I didn’t know I’d go to film for the second post of this performance art column, but here’s a surprise. Miranda July’s The Future. That’s right, a performance within a film within a laptop screen within a film within a performance. In the film, July plays Sophie, an aging dancer who fails to make a viral YouYube dance video. Pause. It’s not that I relish depictions of my generation as hapless dreamers full of delusion and neuroto-narcissism on the verge of a charming nervous breakdown. It’s that part of indie-stream film personae that makes me want to vomit out the Winona (Ryder)-worship of my youth. But July has captured something here about performance, the desire for visibility — albeit a very private, framed sense of it – that is real. July’s use of a laptop, YouTube, and the, “30 Dances in 30 Days,” project she sets up for Sophie situates this character in a familiar trope of contemporary persona-making where the number of online hits determines success. Sophie, however much she tries, cannot allow herself to dance for the camera on her computer screen. Suddenly, something very private, and therefore seemingly easy, becomes the voyeuristic eye that shames her out of her “star” potential.

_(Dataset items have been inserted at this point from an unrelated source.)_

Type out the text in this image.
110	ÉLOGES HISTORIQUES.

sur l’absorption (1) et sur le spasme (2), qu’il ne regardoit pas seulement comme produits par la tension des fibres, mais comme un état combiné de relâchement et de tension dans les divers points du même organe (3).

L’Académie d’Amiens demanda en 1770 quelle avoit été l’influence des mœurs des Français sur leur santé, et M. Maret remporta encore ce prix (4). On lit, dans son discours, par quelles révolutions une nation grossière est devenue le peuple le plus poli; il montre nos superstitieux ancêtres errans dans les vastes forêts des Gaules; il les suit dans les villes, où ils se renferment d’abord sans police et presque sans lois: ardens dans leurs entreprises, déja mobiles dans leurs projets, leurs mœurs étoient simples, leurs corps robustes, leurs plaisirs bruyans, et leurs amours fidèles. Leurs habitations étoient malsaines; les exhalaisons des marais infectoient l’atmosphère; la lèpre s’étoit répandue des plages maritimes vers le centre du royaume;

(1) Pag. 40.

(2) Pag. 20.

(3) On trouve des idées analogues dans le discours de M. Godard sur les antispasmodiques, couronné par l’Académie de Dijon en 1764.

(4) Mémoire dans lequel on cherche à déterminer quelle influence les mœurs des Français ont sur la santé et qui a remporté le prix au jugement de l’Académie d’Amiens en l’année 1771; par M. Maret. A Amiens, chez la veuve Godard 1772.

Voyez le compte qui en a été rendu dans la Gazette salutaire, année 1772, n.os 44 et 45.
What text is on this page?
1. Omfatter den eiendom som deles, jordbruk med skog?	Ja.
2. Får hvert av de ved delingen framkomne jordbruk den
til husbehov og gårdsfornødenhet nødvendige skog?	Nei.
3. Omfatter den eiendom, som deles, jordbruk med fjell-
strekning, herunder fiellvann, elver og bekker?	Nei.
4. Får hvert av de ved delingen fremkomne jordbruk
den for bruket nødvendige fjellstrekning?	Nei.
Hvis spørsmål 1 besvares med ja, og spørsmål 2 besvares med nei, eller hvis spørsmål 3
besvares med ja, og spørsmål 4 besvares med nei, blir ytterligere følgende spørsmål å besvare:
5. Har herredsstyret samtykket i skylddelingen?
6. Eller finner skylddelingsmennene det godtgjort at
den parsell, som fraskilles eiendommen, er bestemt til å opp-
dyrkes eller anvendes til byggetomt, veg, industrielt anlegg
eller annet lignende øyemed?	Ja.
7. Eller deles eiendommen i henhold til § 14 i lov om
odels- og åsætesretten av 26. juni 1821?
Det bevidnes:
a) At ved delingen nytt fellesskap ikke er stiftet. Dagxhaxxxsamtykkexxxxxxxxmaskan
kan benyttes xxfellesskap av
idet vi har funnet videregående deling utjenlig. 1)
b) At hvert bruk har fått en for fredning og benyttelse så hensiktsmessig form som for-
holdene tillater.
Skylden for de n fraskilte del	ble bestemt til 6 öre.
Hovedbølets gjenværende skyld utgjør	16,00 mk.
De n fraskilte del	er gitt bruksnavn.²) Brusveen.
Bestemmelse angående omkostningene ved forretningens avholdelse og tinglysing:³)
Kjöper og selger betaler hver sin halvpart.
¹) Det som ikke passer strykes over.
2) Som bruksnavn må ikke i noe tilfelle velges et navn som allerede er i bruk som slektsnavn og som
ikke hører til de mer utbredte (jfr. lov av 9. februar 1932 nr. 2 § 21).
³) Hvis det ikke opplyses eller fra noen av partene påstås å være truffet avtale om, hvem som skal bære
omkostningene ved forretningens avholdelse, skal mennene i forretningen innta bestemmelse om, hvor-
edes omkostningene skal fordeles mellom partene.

She clings to a worn, yellow shirt that she feels between her fingers over and over again. When she attempts to leave it behind, it floats through the L.A. suburbs to the house where she is living with an older Daddy character. Alone in his bedroom, she folds the shirt over her body and begins to dance. Unlike the self-conscious moves she tries in earlier attempts to dance alone, she jerks about the bedroom to an internal sense of timing that doesn’t match up with the Beach House song playing on her laptop. There is no dialogue here, there’s no interaction, and yet it is an intensely climactic scene. I don’t remember how long the dance lasts, whether it’s the duration of the song or longer, but its cathartic and eerie imagery generates a powerful impact on the viewer, as both a dance and a symbol of time travel, blindness and a dark, shrouded mystery. The Daddy character, once noiselessly peering from the bedroom door, turns away as she rolls across the door frame. Does she see him? Either way, it doesn’t matter. The character, Sophie, is dancing for no one, but Miranda July is dancing for everyone.
This imagery sent a few flashes of recognition through my synapses. One is The Lovers II by Rene Magritte, that iconic work that has found its way on psychology books and museum postcards. A couple kissing with cloth over their faces, the creases of which pucker at the orifices and stretch at the joints. Here, the moment of concealment is the moment of abandon. Its relationship to July’s t-shirt lies not only in this feeling but in the ordinariness of the fabric. Instead of an elaborate costume to conceal the body, she has chosen this almost dingy yellow shirt (I’ll leave aside analysis of the color yellow in the history of painting). Magritte paints the cloth as is, without any psychedelic accoutrement, like his Surrealist peers.
I thought again of shame and spectacle, how that which we seek to hide can become the irresistible force that bears more power on our lives than the personae we put forth. This brought me to another film, David Lynch’s Elephant Man (1980), where Jon Hurt plays the persecuted-circus-freak-turned-bourgeois-object-of–fantasy, John Merrick. Covering and uncovering are instrumental actions in the film, as the Elephant Man’s visage is hidden by cloth or shadowed by hospital screens. Merrick’s turn of visibility to doctors and their wives, in the medical theater, at the opera, and at dinner, is at first exploratory and then tragic as the world is unable to truly accept him. Like Magritte’s The Lovers, the image of Merrick with the cloth on his face is both seductive and foreboding. There is a sense that he is endlessly covered. The cloth stands in for a persona on which the public’s fantasies are projected. The cloth in painting is also a surface for projection, of love, desire and the blindness with which we act on these ideas.
The final reference that came to mind on the performance of the cloaked and concealed is a tarot card made by renown performance art photographer, Manuel Vason. Vason created a deck of tarot cards with the images of seminal performers. The Death card pictured here, is of a cloaked Raimund Hogue, former dramaturg for Pina Bausch and influential choreographer in his own right. He, like July, is performing as a type of character (if “Death” can be as such), and is completely enveloped by a ragged, black covering. He waits with an empty urn in his hand, standing at the edge of the river, Styx. This isn’t to say that July’s blind dance bears as directly on the archetype as Hogue’s, but it equally draws in the viewer while offering nothing of a look back.